Approaches to developing clinically useful Bayesian risk prediction models
Prediction of the presence of disease (diagnosis) or an event in the future course of disease (prognosis) becomes increasingly important in the current era of personalised medicine. Both tasks (diagnosis and prognosis) are supported using (risk) prediction models. Such models usually combine multiple variables by using different statistical and/or machine learning approaches. Recent advances in prediction models have improved diagnostic and prognostic accuracy, in some cases surpassing the performance of clinicians. However, evidence is lacking that deployment of these models has improved care and patient outcomes. That is, their clinical usefulness is debatable. One barrier to demonstrating such improvement is the basis used to evaluate their performance. In this thesis, we explore methods for developing (building and evaluating) risk prediction models, in an attempt to create clinically useful models.

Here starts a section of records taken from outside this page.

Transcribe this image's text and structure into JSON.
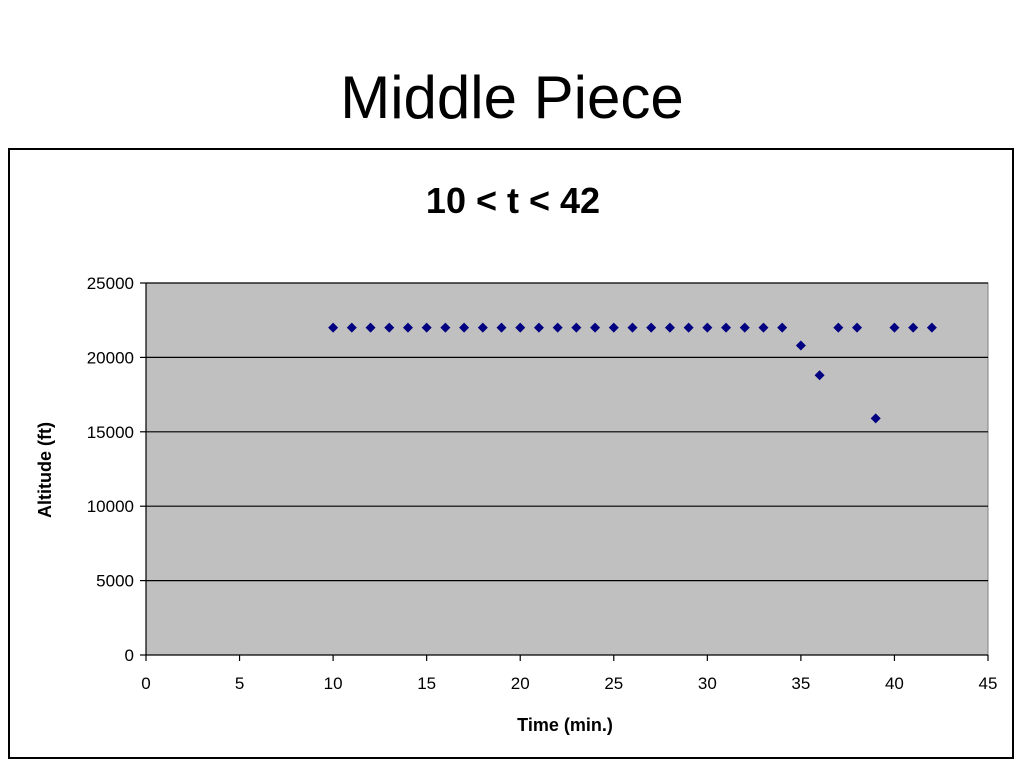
{
  "slide": {
    "title": "Middle Piece"
  },
  "chart_data": {
    "type": "scatter",
    "title": "10 < t < 42",
    "xlabel": "Time (min.)",
    "ylabel": "Altitude (ft)",
    "xlim": [
      0,
      45
    ],
    "ylim": [
      0,
      25000
    ],
    "xticks": [
      0,
      5,
      10,
      15,
      20,
      25,
      30,
      35,
      40,
      45
    ],
    "yticks": [
      0,
      5000,
      10000,
      15000,
      20000,
      25000
    ],
    "grid": "horizontal major",
    "legend": "none",
    "plot_background": "#c0c0c0",
    "marker": "diamond",
    "marker_color": "#000080",
    "series": [
      {
        "points": [
          [
            10,
            22000
          ],
          [
            11,
            22000
          ],
          [
            12,
            22000
          ],
          [
            13,
            22000
          ],
          [
            14,
            22000
          ],
          [
            15,
            22000
          ],
          [
            16,
            22000
          ],
          [
            17,
            22000
          ],
          [
            18,
            22000
          ],
          [
            19,
            22000
          ],
          [
            20,
            22000
          ],
          [
            21,
            22000
          ],
          [
            22,
            22000
          ],
          [
            23,
            22000
          ],
          [
            24,
            22000
          ],
          [
            25,
            22000
          ],
          [
            26,
            22000
          ],
          [
            27,
            22000
          ],
          [
            28,
            22000
          ],
          [
            29,
            22000
          ],
          [
            30,
            22000
          ],
          [
            31,
            22000
          ],
          [
            32,
            22000
          ],
          [
            33,
            22000
          ],
          [
            34,
            22000
          ],
          [
            35,
            20800
          ],
          [
            36,
            18800
          ],
          [
            37,
            22000
          ],
          [
            38,
            22000
          ],
          [
            39,
            15900
          ],
          [
            40,
            22000
          ],
          [
            41,
            22000
          ],
          [
            42,
            22000
          ]
        ]
      }
    ]
  }
}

We start by introducing a few commonly used metrics to evaluate the predictive performance of prediction models. We then show that a model with good predictive performance is not enough to guarantee clinical usefulness. A well performing model can be clinically useless, and a poor model valuable. Following recent line of work, we adopt a decision theoretic approach for model evaluation that allows us to determine whether the model would change medical decisions and, if so, whether the outcome of interest would improve as a result.
We then apply this approach to investigate the clinical usefulness of including information about circulating tumour DNA (ctDNA) when predicting response to treatment in metastatic breast cancer. ctDNA has been proposed as a promising approach to assess response to treatment. We show that incorporating trajectories of circulating tumour DNA results in a clinically useful model and can improve clinical decisions.
However, an inherit limitation to the decision theoretic approach (and related ones) is that model building and evaluation are done independently. During training, the prediction model is agnostic of the clinical consequences from its use. That is, the prediction model is agnostic of its (clinical) purpose, e.g., which type of classification error is more costly (i.e., undesirable).
We address this shortcoming by introducing Tailored Bayes (TB), a novel Bayesian inference framework which “tailors” model fitting to optimise predictive performance with respect to unbalanced misclassification costs. In both simulated and real-world applications, we find our approach to perform favourably in comparison to standard Bayesian methods.
We then move to extend the framework to situations where a large number of (potentially irrelevant) variables are measured. Such high-dimensional settings represent a ubiquitous challenge in modern scientific research. We introduce a sparse TB framework for variable selection and find that TB favours smaller models (with fewer variables) compared to standard Bayesian methods, whilst performing better or no worse. This pattern was seen both in simulated and real data. In addition, we show the relative importance of the variables changes when we consider unbalanced misclassification costs.